Part of a vendor-neutral effort to make transportation more efficient, the CAR 2 CAR project envisions a world where vehicles can transmit useful data to each other regardless of manufacturer or model. Data could include warnings about hazards in the road ahead, traffic flow data or even optimum speed calculations.
The result would be vehicles better able to assist the driver in being both safe and efficient on the road. Data would flow from the front vehicles backwards, allowing those who have not yet seen the hazard in question to receive advanced warning - potentially in time to take an alternative route.
The communications system wouldn't be limited to vehicles, either, with traffic lights and road signs able to transmit their own information. In doing so, it would be possible for the vehicle to vary its speed in order to pass through as many green lights as possible - meaning the driver would get to his or her destination faster without speeding. Those who skim through red lights, meanwhile, would broadcast a signal to nearby vehicles warning them of a possible collision - potentially allowing the cars to get emergency braking systems ready to mitigate impact damage.
Traffic flow alerts would allow for traffic jams to be detected before they've even properly formed, aggregating information from multiple vehicles to warn of an impending jam and allow those not already involved to find alternative routes.
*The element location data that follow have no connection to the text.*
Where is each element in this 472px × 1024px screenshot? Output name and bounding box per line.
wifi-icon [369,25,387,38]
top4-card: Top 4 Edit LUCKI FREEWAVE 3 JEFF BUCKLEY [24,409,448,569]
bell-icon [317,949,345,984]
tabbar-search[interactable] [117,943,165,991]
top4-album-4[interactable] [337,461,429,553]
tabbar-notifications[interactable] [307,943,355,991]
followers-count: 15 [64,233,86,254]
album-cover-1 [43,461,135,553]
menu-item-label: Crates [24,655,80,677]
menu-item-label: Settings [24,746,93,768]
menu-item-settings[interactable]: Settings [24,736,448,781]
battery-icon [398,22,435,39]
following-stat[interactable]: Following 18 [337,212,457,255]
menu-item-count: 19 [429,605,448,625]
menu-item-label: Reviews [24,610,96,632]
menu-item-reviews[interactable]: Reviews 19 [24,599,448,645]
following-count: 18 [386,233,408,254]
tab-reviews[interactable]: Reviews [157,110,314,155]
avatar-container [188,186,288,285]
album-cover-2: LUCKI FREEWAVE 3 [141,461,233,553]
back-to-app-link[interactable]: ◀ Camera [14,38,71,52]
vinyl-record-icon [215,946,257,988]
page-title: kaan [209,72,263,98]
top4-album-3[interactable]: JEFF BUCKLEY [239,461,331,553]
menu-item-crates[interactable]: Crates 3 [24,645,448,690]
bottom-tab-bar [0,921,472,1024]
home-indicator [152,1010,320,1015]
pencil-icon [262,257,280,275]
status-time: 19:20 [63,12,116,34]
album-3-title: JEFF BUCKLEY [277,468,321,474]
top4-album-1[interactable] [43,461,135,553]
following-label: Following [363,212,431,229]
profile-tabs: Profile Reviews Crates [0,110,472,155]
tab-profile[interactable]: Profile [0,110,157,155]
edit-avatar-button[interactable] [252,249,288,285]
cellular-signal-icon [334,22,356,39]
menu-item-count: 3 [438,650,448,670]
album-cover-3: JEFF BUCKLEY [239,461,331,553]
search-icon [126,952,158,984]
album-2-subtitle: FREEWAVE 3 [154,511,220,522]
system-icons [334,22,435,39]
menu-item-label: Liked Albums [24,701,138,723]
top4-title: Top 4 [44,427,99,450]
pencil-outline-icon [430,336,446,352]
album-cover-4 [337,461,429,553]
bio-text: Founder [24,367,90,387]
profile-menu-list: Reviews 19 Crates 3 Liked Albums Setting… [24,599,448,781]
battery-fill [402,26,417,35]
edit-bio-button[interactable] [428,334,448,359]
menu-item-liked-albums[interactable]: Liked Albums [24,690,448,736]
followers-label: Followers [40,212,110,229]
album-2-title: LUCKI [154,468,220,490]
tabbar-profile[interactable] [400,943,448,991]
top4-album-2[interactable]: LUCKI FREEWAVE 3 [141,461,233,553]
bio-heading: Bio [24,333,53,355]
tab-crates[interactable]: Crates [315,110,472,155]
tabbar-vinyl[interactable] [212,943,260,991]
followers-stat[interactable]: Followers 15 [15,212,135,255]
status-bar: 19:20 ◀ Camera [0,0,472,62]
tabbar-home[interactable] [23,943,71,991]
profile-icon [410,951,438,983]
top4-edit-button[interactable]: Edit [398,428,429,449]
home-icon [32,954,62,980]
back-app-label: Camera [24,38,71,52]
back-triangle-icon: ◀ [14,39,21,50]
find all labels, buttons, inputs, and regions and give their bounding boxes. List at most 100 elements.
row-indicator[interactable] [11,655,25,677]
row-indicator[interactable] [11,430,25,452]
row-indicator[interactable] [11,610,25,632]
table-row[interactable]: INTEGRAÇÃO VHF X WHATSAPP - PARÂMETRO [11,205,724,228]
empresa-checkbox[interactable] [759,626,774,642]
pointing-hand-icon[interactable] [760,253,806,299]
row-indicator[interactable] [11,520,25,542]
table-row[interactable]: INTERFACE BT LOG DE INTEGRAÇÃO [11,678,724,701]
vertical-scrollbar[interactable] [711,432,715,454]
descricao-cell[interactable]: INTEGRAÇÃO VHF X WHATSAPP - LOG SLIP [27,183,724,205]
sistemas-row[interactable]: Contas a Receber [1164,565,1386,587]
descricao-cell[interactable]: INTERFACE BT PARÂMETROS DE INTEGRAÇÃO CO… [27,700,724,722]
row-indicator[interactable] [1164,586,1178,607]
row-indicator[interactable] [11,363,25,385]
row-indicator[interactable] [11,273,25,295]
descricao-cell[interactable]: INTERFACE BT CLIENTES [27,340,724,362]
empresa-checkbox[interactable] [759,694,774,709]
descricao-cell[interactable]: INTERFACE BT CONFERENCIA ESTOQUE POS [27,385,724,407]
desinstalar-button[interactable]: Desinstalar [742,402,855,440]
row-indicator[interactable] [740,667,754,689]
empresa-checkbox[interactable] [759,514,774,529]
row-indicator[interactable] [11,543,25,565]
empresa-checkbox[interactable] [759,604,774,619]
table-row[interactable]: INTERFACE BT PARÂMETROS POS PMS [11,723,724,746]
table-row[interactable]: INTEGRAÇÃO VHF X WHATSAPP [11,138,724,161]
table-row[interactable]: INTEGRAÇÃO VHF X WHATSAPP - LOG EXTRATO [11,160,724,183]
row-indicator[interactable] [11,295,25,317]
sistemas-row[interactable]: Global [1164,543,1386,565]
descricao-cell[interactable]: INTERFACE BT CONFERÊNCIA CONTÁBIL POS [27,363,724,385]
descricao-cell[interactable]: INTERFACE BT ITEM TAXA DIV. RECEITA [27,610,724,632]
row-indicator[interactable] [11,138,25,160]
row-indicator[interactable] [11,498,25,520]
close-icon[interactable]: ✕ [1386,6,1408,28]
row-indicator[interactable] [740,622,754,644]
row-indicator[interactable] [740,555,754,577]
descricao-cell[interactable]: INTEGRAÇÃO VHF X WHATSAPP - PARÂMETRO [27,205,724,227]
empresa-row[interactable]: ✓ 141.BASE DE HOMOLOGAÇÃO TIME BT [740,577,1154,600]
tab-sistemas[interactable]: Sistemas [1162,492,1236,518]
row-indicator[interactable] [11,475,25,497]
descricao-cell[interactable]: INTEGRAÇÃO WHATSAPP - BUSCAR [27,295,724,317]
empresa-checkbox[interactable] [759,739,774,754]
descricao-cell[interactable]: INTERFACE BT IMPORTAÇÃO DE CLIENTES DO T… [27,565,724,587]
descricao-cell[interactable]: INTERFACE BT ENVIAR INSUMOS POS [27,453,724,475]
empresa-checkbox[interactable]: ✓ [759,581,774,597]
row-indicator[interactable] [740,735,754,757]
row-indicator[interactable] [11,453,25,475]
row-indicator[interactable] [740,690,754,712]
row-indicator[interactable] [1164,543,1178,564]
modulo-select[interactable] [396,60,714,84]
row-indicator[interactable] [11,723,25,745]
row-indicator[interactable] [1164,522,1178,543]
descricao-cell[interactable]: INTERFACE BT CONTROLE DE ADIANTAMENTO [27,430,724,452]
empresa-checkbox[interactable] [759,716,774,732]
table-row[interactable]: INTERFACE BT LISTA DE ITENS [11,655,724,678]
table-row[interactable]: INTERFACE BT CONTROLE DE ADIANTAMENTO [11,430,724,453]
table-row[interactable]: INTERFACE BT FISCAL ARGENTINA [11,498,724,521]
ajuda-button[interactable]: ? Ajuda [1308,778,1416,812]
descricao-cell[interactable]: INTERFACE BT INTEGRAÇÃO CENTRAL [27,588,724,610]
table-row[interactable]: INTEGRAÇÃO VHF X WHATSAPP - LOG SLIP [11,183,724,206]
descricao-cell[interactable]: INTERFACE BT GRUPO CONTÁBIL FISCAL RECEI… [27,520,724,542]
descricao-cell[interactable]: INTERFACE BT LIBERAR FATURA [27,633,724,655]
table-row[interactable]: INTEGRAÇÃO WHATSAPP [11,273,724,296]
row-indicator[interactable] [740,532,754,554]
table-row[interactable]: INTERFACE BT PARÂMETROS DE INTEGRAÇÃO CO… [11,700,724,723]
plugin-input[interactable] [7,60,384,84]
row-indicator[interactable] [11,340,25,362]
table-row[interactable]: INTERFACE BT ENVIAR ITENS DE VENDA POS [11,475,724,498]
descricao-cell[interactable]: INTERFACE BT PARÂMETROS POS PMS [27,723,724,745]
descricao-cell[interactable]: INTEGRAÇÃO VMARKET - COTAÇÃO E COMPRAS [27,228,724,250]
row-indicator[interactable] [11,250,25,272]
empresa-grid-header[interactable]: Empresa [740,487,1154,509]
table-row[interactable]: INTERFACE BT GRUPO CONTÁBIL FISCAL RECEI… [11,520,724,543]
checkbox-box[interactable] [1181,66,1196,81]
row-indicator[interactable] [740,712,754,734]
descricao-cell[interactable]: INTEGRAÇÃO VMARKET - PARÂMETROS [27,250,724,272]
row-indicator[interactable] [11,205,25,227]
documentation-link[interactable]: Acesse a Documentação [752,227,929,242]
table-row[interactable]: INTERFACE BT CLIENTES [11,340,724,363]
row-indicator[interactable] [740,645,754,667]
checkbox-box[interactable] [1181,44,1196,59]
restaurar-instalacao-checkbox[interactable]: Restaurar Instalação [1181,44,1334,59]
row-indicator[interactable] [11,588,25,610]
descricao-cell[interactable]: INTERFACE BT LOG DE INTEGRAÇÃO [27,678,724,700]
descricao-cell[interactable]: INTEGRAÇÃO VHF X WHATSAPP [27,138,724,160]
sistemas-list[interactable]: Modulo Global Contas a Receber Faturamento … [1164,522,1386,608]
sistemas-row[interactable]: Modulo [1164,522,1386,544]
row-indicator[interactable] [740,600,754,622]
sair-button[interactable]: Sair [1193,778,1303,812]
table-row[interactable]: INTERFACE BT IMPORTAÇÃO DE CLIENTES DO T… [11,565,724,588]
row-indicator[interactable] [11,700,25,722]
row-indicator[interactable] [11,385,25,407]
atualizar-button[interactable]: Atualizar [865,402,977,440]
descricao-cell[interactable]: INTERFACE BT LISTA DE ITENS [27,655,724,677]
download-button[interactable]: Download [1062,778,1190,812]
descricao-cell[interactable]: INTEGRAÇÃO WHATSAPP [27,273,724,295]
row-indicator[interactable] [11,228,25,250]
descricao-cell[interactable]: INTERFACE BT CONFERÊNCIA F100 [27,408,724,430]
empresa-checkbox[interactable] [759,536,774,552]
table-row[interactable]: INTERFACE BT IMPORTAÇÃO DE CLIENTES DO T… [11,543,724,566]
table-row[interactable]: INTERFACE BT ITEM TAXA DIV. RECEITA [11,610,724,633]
All combined, the systems should improve efficiency, enhance safety and reduce road congestion.
The CAR 2 CAR project has been in progress since 2008, with companies including Volvo, Audi, BMW and Honda working on test systems for the inter-vehicle communications platform.
While Volvo will have a small number of CAR 2 CAR compatible vehicles on the road by 2016, it will take the majority of vehicles receiving support before the system is able to truly demonstrate its capabilities - meaning it could be a while before traffic jams are truly a thing of the past.